AdMob now serves more than 10 billion banner and text ads each month across more than 15,000 mobile websites and applications, with a client list that includes Coca-Cola, Procter & Gamble, Adidas and Paramount Pictures. In early November, Google announced an agreement to acquire the firm for a staggering $750 million in stock, the digital services giant's third-largest deal ever, behind Internet advertising solutions provider DoubleClick ($3.1 billion) and video aggregator service YouTube ($1.6 billion).

Privately held AdMob doesn't disclose revenues, but J.P. Morgan estimates that the company generates between $45 million and $60 million annually. Based on those figures, the Google deal was priced at a multiple of as much as 16.7 times revenue--the kind of valuation that evokes the gold-rush heyday of the dotcom era.

Research firm IDC estimates that together, AdMob and Google control a

21 percent share of the U.S. mobile advertising market. AdMob's closest competitor, mobile advertising network provider Millennial Media, accounts for 12 percent, followed by Yahoo at 10 percent and Microsoft at 8 percent.
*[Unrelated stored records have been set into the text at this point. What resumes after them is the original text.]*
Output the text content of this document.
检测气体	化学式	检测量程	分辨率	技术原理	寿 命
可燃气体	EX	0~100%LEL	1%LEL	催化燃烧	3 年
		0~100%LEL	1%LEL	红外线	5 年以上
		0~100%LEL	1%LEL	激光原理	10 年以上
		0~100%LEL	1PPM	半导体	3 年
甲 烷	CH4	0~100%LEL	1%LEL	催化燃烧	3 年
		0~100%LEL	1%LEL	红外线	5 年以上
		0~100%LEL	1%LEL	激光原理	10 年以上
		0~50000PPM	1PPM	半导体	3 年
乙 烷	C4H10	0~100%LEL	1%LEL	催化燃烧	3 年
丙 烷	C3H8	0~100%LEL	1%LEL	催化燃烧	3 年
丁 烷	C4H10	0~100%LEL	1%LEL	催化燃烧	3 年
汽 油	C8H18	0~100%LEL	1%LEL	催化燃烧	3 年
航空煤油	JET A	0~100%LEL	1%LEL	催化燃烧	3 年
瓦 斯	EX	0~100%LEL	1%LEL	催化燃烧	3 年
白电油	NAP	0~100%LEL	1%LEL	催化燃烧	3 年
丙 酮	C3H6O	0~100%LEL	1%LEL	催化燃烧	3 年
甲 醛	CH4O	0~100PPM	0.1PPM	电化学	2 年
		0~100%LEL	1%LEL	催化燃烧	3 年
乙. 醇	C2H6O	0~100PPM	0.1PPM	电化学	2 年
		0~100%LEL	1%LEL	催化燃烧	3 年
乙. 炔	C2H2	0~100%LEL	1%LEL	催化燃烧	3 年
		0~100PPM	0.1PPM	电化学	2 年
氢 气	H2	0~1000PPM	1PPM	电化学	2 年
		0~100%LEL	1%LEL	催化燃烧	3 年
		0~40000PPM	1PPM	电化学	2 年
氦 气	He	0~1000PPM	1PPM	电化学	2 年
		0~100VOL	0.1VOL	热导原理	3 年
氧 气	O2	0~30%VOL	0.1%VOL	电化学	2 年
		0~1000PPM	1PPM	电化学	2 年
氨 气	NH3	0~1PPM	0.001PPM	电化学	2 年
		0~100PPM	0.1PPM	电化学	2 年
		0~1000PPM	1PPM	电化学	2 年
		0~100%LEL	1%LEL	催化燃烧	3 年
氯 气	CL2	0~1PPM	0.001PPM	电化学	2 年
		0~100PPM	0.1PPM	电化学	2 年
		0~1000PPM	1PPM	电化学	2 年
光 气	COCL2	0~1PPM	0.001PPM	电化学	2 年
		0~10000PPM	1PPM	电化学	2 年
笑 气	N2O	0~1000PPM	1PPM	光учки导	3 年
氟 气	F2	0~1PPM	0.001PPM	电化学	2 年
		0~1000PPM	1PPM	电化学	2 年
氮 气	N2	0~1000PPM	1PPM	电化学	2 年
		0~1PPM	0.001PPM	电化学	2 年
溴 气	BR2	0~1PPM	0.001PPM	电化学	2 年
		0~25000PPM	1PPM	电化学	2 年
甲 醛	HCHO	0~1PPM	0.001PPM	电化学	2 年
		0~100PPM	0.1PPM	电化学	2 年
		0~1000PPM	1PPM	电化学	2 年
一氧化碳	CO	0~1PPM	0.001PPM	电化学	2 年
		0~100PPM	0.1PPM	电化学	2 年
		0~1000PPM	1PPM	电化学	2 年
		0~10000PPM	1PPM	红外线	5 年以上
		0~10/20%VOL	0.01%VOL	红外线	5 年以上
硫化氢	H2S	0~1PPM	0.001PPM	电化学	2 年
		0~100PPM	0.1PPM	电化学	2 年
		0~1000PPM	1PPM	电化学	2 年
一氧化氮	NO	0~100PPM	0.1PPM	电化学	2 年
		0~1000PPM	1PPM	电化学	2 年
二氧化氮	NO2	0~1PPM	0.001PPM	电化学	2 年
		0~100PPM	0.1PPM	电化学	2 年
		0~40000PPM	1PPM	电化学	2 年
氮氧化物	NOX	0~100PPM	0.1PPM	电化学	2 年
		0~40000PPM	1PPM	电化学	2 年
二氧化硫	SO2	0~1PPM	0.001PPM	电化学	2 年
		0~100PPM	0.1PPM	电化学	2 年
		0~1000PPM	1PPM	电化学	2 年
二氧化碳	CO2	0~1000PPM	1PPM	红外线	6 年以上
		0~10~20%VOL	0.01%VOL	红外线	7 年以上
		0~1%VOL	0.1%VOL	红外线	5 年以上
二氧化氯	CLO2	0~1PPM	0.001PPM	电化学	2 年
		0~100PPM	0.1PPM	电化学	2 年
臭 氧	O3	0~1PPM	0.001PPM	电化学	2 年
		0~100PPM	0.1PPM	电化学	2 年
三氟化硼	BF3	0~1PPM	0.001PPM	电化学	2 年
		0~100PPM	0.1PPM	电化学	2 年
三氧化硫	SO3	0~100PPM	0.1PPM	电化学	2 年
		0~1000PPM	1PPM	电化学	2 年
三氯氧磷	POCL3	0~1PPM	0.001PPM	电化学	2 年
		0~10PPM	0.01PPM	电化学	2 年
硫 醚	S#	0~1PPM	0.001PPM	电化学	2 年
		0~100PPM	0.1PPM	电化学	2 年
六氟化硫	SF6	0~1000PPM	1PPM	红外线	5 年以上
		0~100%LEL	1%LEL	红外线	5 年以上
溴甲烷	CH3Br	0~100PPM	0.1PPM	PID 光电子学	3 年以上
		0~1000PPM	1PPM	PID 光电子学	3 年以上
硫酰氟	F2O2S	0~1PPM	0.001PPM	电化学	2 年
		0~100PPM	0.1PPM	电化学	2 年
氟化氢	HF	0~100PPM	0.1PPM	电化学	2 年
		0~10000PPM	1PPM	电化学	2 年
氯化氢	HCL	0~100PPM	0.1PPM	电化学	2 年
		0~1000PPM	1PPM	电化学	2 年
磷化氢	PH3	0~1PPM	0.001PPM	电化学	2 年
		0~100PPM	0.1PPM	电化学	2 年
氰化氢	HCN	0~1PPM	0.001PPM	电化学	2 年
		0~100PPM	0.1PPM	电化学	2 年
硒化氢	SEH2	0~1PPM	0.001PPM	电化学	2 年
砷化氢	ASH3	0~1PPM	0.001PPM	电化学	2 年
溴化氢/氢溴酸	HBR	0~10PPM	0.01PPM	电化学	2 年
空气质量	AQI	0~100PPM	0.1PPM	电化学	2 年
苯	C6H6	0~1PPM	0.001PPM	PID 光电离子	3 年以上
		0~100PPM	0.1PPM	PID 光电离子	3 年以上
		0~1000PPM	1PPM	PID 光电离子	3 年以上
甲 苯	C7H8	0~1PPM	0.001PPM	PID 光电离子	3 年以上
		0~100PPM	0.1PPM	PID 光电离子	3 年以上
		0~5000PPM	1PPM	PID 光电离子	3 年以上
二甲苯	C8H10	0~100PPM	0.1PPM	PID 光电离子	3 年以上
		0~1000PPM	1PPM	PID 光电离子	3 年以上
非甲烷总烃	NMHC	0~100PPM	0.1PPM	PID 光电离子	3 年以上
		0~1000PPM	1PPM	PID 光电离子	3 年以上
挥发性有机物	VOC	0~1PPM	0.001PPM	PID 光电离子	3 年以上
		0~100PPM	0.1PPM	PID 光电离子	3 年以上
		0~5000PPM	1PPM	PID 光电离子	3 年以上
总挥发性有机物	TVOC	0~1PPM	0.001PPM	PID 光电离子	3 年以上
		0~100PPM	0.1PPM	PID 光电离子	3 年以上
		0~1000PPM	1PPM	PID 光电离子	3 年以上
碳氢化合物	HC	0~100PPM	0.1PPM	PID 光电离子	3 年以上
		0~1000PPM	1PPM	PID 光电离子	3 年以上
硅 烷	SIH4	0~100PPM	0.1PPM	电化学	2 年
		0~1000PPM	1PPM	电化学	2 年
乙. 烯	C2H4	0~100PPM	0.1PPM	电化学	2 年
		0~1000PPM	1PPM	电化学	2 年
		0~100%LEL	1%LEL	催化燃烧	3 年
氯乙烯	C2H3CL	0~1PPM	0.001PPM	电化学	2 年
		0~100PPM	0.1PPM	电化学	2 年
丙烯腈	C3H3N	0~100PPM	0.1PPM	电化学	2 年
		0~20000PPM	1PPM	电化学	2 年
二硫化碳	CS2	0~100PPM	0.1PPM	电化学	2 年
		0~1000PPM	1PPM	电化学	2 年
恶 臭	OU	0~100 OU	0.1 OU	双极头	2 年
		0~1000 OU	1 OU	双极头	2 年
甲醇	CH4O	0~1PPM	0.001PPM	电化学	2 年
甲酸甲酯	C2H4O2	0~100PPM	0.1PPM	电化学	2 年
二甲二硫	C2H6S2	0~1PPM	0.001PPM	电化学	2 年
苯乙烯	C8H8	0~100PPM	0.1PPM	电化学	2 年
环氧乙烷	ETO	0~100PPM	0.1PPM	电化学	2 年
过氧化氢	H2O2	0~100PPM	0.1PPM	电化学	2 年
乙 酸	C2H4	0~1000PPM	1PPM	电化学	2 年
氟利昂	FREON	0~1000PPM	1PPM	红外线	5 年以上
Most analysts agree that the AdMob deal not only signals validation for the mobile advertising segment as a whole (research firm Gartner reports mobile ad spending worldwide increased 74 percent in 2009, to $913.5 million), but that it's also likely to set off a wave of me-too acquisitions as Google's rivals look to balance the scales. Apple was the first to respond, scooping up mobile ad network Quattro Wireless in early January for a reported $275 million.

While mobile still represents just a fraction of advertiser budgets--research firm eMarketer estimates that U.S. mobile ad spending reached $416 million in 2009, compared with $24 billion for online marketing--Hamoui contends that businesses of all shapes and sizes must now give the channel their undivided attention, especially with more traditional advertising mediums on the decline.